Na Coreia, a virada do tti segue o calendário lunar-solar: o ano novo tradicional é o Seollal (설날), celebrado geralmente entre o fim de janeiro e meados de fevereiro. O ano do Macaco retorna a cada doze anos — e quem nasceu em janeiro ou nos primeiros dias de fevereiro pode pertencer ao animal do ano anterior. O cálculo certo parte da data exata de nascimento.

Perguntas frequentes

Como sei qual é o meu tti?

Pelo ano de nascimento dentro do ciclo de doze animais, com a virada no Seollal, o ano novo lunar coreano. Na Coreia, o tti se pergunta como quem pergunta o nome — e, no caso do Macaco, pode vir com a forma antiga que os avós preferem: jannabi-tti.

O Macaco coreano é diferente do chinês?

O ciclo e a essência são os mesmos — engenho, versatilidade, humor.
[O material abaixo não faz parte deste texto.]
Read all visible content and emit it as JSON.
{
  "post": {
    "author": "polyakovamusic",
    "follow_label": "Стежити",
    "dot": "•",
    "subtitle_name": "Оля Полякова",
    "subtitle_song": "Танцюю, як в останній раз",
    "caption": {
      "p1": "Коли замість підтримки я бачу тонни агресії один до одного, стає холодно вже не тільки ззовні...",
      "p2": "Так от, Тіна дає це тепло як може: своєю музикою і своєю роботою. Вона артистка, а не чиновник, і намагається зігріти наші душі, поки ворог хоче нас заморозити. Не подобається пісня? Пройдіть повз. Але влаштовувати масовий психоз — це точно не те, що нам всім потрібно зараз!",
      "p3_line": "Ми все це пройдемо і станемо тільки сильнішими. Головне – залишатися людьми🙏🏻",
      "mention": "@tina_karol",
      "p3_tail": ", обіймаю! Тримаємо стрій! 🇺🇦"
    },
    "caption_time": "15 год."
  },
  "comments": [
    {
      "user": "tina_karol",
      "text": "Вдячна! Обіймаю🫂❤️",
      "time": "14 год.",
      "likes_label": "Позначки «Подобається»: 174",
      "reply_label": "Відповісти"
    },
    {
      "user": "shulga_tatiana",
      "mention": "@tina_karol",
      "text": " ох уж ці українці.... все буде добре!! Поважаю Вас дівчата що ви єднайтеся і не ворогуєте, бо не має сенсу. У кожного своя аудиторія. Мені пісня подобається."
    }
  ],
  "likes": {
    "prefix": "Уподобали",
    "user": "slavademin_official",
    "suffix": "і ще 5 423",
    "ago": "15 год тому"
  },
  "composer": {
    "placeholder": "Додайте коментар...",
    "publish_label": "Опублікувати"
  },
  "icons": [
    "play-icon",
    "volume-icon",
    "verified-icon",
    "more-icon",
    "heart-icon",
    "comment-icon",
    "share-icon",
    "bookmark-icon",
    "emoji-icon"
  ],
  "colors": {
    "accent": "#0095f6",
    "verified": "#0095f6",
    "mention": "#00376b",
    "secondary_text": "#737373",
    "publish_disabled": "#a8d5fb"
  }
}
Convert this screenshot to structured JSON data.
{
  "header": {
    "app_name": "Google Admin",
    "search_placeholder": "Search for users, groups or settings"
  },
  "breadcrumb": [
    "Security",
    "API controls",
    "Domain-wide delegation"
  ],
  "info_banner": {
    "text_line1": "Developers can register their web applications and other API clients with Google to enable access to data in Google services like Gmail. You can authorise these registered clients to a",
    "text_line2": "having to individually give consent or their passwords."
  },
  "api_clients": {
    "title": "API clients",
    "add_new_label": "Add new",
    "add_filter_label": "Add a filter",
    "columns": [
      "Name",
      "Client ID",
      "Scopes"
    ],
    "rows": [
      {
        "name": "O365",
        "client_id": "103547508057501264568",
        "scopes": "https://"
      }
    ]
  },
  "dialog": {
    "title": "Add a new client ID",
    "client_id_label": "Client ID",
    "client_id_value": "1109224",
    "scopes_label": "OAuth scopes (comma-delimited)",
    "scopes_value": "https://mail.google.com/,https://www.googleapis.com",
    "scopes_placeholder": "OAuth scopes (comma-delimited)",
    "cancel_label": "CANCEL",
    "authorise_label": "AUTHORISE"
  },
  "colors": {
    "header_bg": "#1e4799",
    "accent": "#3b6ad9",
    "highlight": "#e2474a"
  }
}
O sotaque é que muda: a Coreia, terra quase sem macacos, o guardou no alto dos telhados dos palácios, entre as figuras que afastam o mal, e no nome arcaico jannabi que os mais velhos ainda usam. Um macaco menos floresta, mais guardião de beiral.

Macaco combina com quem?

A tradição aproxima o Macaco de temperamentos que dão foco e chão à sua faísca — e que riem junto, porque sem riso ele murcha. Mas combinação de tti descreve o clima do encontro, não o resultado. Engenho combina com quem oferece um bom problema.